Un mélo alla Almodovar? Un dramma sociale, alla Dardenne, appunto, o – trattandosi di sud della Francia – alla Guédiguian? Niente di tutto questo. Semmai un intrigo diabolico, feroce, cinico, alla Parasite (guarda la video recensione) di Bong Joon-ho. L’ingenua Stéphane – intepretata da Laure Calamy – entra in quella villa, in quella fortezza inespugnabile, per destabilizzare tutto. Come la Locandiera di Goldoni, manipola senza averne l’aria, accattivandosi simpatie, lavorando ai fianchi una famiglia in cui tutti si odiano, e tutti hanno un punto debole. Ma anche lei ne ha uno: ha una sorta di “sindrome dell’impostore”, tende a credere alle sue stesse menzogne.
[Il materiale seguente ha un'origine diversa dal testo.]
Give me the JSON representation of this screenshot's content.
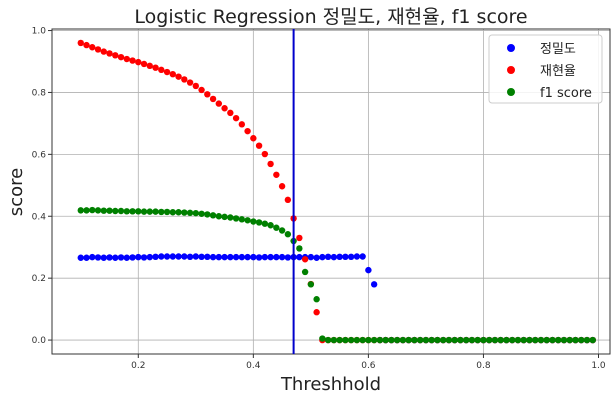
{
  "chart_data": {
    "type": "scatter",
    "title": "Logistic Regression 정밀도, 재현율, f1 score",
    "xlabel": "Threshhold",
    "ylabel": "score",
    "xlim": [
      0.05,
      1.02
    ],
    "ylim": [
      -0.045,
      1.005
    ],
    "x_ticks": [
      0.2,
      0.4,
      0.6,
      0.8,
      1.0
    ],
    "y_ticks": [
      0.0,
      0.2,
      0.4,
      0.6,
      0.8,
      1.0
    ],
    "x_tick_labels": [
      "0.2",
      "0.4",
      "0.6",
      "0.8",
      "1.0"
    ],
    "y_tick_labels": [
      "0.0",
      "0.2",
      "0.4",
      "0.6",
      "0.8",
      "1.0"
    ],
    "grid": true,
    "legend_position": "top-right",
    "vline": {
      "x": 0.47,
      "color": "#0000cc"
    },
    "x_start": 0.1,
    "x_step": 0.01,
    "series": [
      {
        "name": "정밀도",
        "color": "#0000ff",
        "values": [
          0.266,
          0.266,
          0.268,
          0.267,
          0.266,
          0.267,
          0.266,
          0.267,
          0.266,
          0.267,
          0.268,
          0.267,
          0.268,
          0.269,
          0.27,
          0.27,
          0.27,
          0.27,
          0.27,
          0.269,
          0.27,
          0.269,
          0.269,
          0.268,
          0.268,
          0.268,
          0.268,
          0.268,
          0.268,
          0.268,
          0.268,
          0.267,
          0.268,
          0.268,
          0.268,
          0.268,
          0.267,
          0.268,
          0.268,
          0.268,
          0.268,
          0.266,
          0.268,
          0.269,
          0.268,
          0.269,
          0.269,
          0.269,
          0.27,
          0.27,
          0.226,
          0.18,
          0.0,
          0.0,
          0.0,
          0.0,
          0.0,
          0.0,
          0.0,
          0.0,
          0.0,
          0.0,
          0.0,
          0.0,
          0.0,
          0.0,
          0.0,
          0.0,
          0.0,
          0.0,
          0.0,
          0.0,
          0.0,
          0.0,
          0.0,
          0.0,
          0.0,
          0.0,
          0.0,
          0.0,
          0.0,
          0.0,
          0.0,
          0.0,
          0.0,
          0.0,
          0.0,
          0.0,
          0.0,
          0.0
        ]
      },
      {
        "name": "재현율",
        "color": "#ff0000",
        "values": [
          0.96,
          0.953,
          0.946,
          0.939,
          0.932,
          0.926,
          0.92,
          0.914,
          0.908,
          0.903,
          0.898,
          0.892,
          0.886,
          0.88,
          0.873,
          0.866,
          0.859,
          0.851,
          0.842,
          0.832,
          0.821,
          0.808,
          0.794,
          0.779,
          0.764,
          0.749,
          0.734,
          0.717,
          0.697,
          0.675,
          0.652,
          0.628,
          0.601,
          0.569,
          0.534,
          0.497,
          0.453,
          0.393,
          0.33,
          0.261,
          0.181,
          0.09,
          0.0,
          0.0,
          0.0,
          0.0,
          0.0,
          0.0,
          0.0,
          0.0,
          0.0,
          0.0,
          0.0,
          0.0,
          0.0,
          0.0,
          0.0,
          0.0,
          0.0,
          0.0,
          0.0,
          0.0,
          0.0,
          0.0,
          0.0,
          0.0,
          0.0,
          0.0,
          0.0,
          0.0,
          0.0,
          0.0,
          0.0,
          0.0,
          0.0,
          0.0,
          0.0,
          0.0,
          0.0,
          0.0,
          0.0,
          0.0,
          0.0,
          0.0,
          0.0,
          0.0,
          0.0,
          0.0,
          0.0,
          0.0
        ]
      },
      {
        "name": "f1 score",
        "color": "#008000",
        "values": [
          0.419,
          0.419,
          0.42,
          0.419,
          0.418,
          0.418,
          0.417,
          0.417,
          0.416,
          0.416,
          0.416,
          0.415,
          0.415,
          0.415,
          0.414,
          0.414,
          0.413,
          0.413,
          0.412,
          0.411,
          0.41,
          0.408,
          0.406,
          0.403,
          0.4,
          0.398,
          0.396,
          0.393,
          0.39,
          0.387,
          0.383,
          0.38,
          0.376,
          0.371,
          0.363,
          0.354,
          0.342,
          0.32,
          0.296,
          0.22,
          0.18,
          0.132,
          0.005,
          0.0,
          0.0,
          0.0,
          0.0,
          0.0,
          0.0,
          0.0,
          0.0,
          0.0,
          0.0,
          0.0,
          0.0,
          0.0,
          0.0,
          0.0,
          0.0,
          0.0,
          0.0,
          0.0,
          0.0,
          0.0,
          0.0,
          0.0,
          0.0,
          0.0,
          0.0,
          0.0,
          0.0,
          0.0,
          0.0,
          0.0,
          0.0,
          0.0,
          0.0,
          0.0,
          0.0,
          0.0,
          0.0,
          0.0,
          0.0,
          0.0,
          0.0,
          0.0,
          0.0,
          0.0,
          0.0,
          0.0
        ]
      }
    ]
  }
}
E questo rende il film ancora più interessante.
Presentato all’ultima Mostra del Cinema di Venezia nella sezione Orizzonti Extra, Un vizio di famiglia è costruito su uno schema simile a quello del precedente film di Sébastien Marnier, L’ultima ora (guarda la video recensione), del 2018: anche lì, l’arrivo di un outsider, un insegnante, veniva a turbare un ambiente che sembrava autosufficiente. E anche qui, le sorprese sono continue, e ti portano a perdere la bussola del tuo giudizio morale. Chi è il carnefice, chi è la vittima?
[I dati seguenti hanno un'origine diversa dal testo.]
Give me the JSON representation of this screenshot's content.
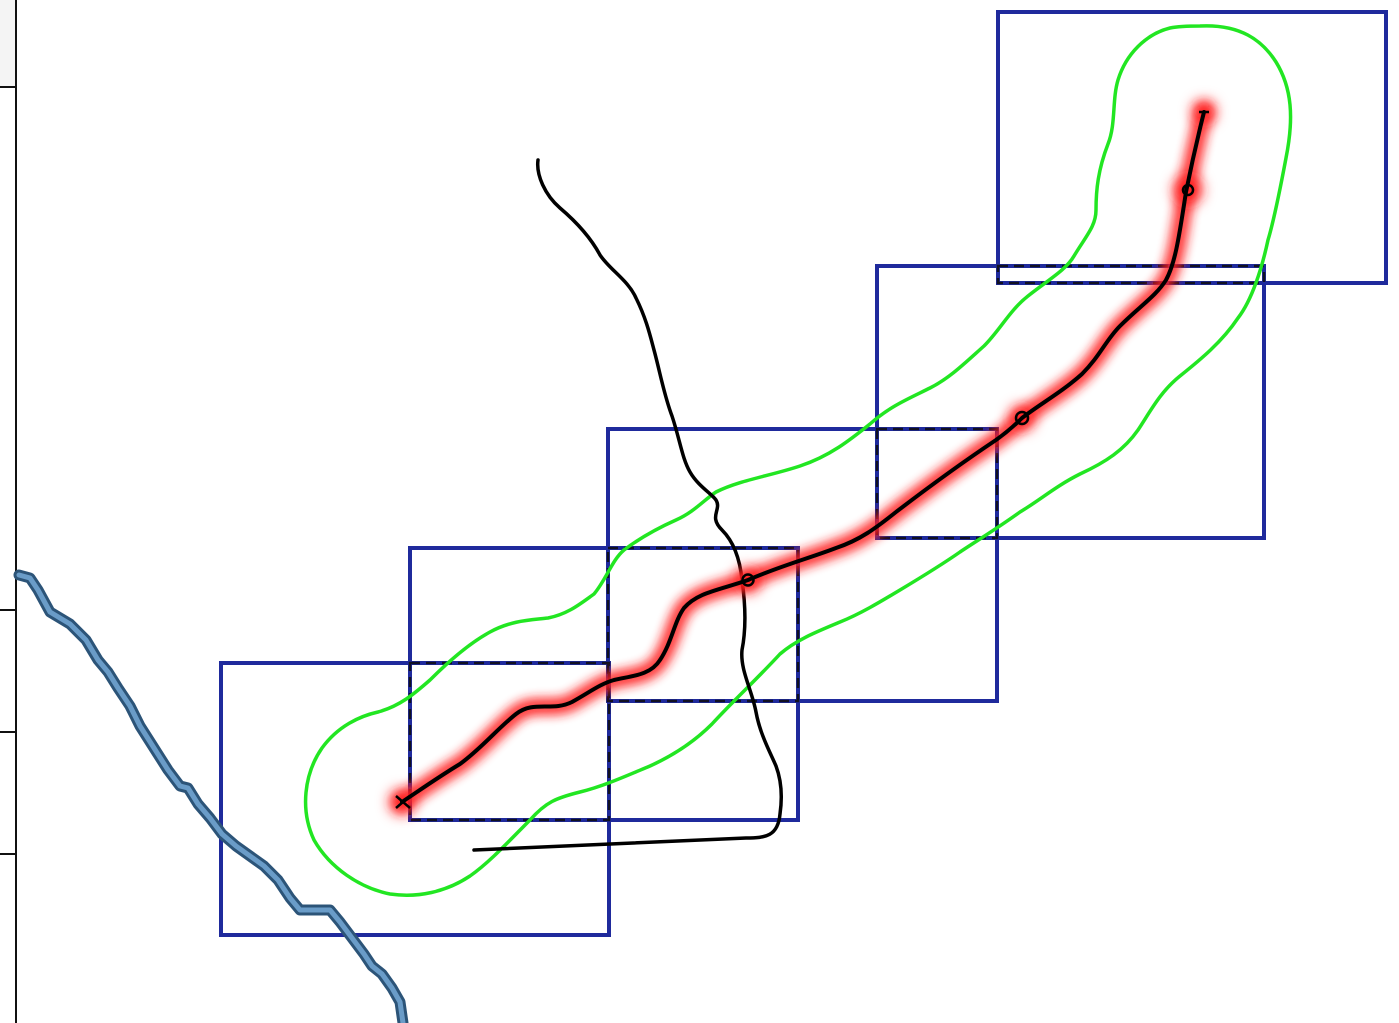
{
  "map": {
    "colors": {
      "background": "#ffffff",
      "grid_tile": "#1f2a9c",
      "tile_overlap": "#111122",
      "buffer": "#22e622",
      "route_glow": "#ff1a1a",
      "route": "#000000",
      "secondary_road": "#000000",
      "river_outline": "#2c5478",
      "river_fill": "#6a9cc8"
    },
    "layers": {
      "grid_tiles": "blue-square-tiles",
      "overlap": "dashed-overlap-areas",
      "buffer": "green-corridor-buffer",
      "route": "highlighted-route",
      "road": "black-road",
      "river": "blue-river"
    },
    "route_markers": {
      "start": "cross-marker-icon",
      "waypoint": "circle-marker-icon",
      "end": "tick-marker-icon"
    }
  }
}
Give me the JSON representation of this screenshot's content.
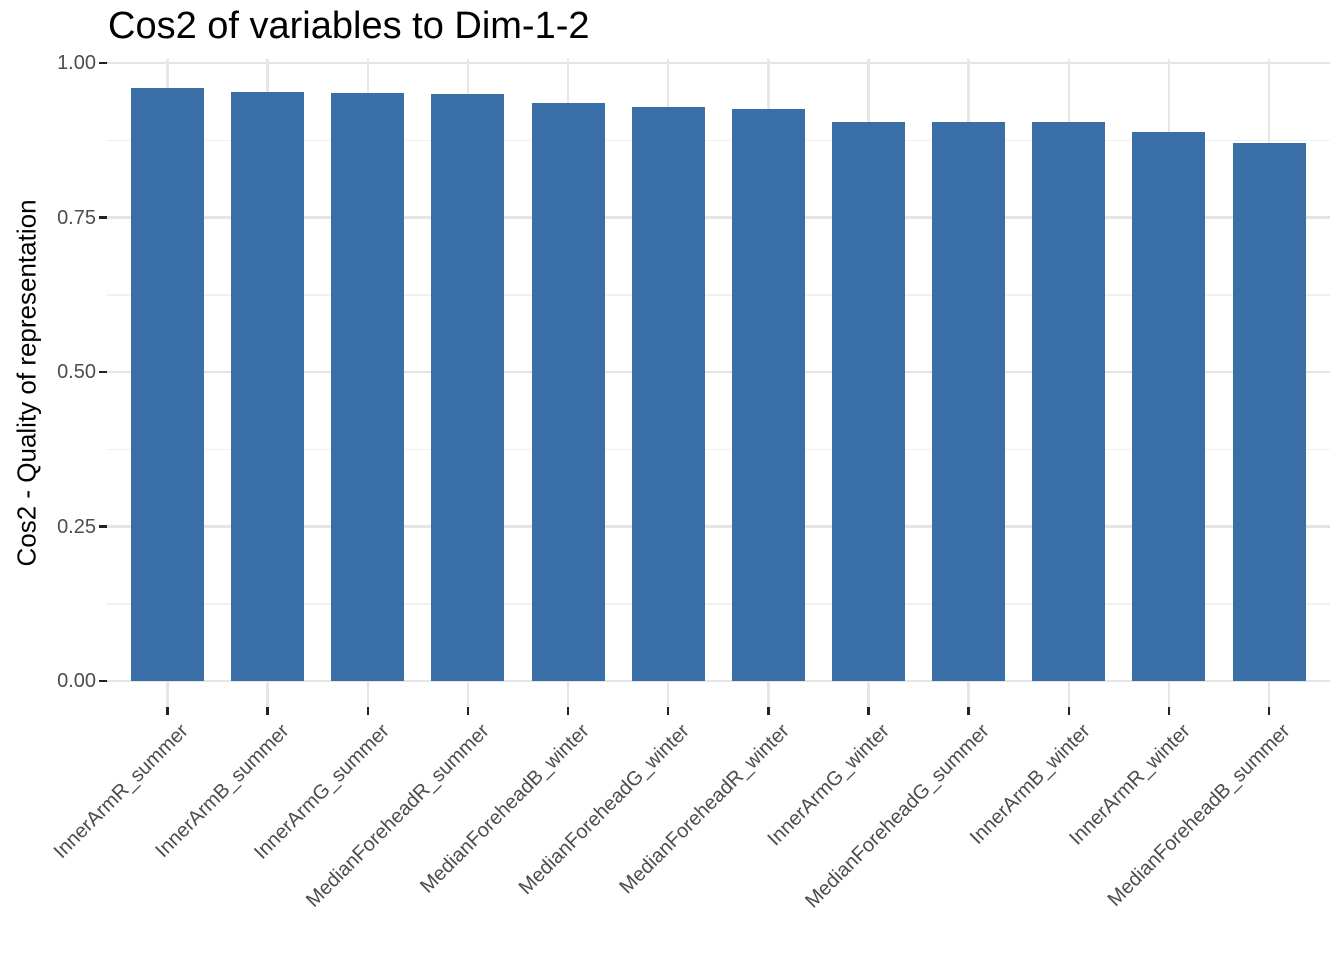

Dicevamo di Parasite. Anche qui, una “povera” penetra la casa e il mondo, il dominio dei “ricchi”, insinuandosi nella loro vita, con un abbraccio che sembra salvifico, e invece è mortale. Ma potremmo anche essere dalle parti di Julia Ducournau in Titane, con questo padre che stringe a sé una figlia piovuta dal nulla, senza nessuna prova che sia sua figlia davvero, e la stringe in un abbraccio che è come la morsa di un segreto, un abbraccio che non sai se sia disperato o erotico. E naturalmente, non abbiamo nominato l’autore che sta nell’ombra di ogni inquadratura: Claude Chabrol, con i suoi ritratti di provincia malata e assassina. Ma questo, lo hanno citato e lo citeranno tutti.
Tanti plot point, tanti colpi di scena. Ma attenzione: questo non è un film che vive solo di sceneggiatura. Sébastien Marnier compie scelte precise, inattese di regia: uno split-screen durante una riunione di famiglia, come a sottolineare la distanza incolmabile fra persone alla stessa tavola, o meglio ancora: come se fossero una galleria di sospetti. O il modo in cui inquadra il primo incontro fra Stéphane e la “matrigna” Louise, lavorando di montaggio con gli sguardi di due animali impagliati. A volte sottolinea persino troppo: le inquadrature della pianta carnivora che divora l’insetto, palesi metafore di quello che sta accadendo.
Ma certo, ciò che impressiona di più nel film è la performance del cast. Jacques Weber sospeso fra una titanica antipatia e la debolezza più disarmata. Dominique Blanc che ricorda la Bette Davis di Che fine ha fatto Baby Jane?.
Ma gli occhi vanno sempre su Laure Calamy. Nei primi minuti, nel laboratorio dove si inscatolano le acciughe, la vediamo pura, ingenua, oppressa. Piano piano scopriremo però un’altra Stéphane. Che, per così dire, si sovrappone alla prima senza cancellarla. Così che, se compie un atto feroce, lo fa con una sorta di smarrimento negli occhi. Se manipola le emozioni del “padre”, lo fa con un atteggiamento di sottomissione. Laure Calamy ci offre una grande lezione sull’opacità dell’io, sulla moltitudine di personalità che abitano in ciascuno. E alla fine, la semplicità delle sue motivazioni la rendono toccante, persino tragica.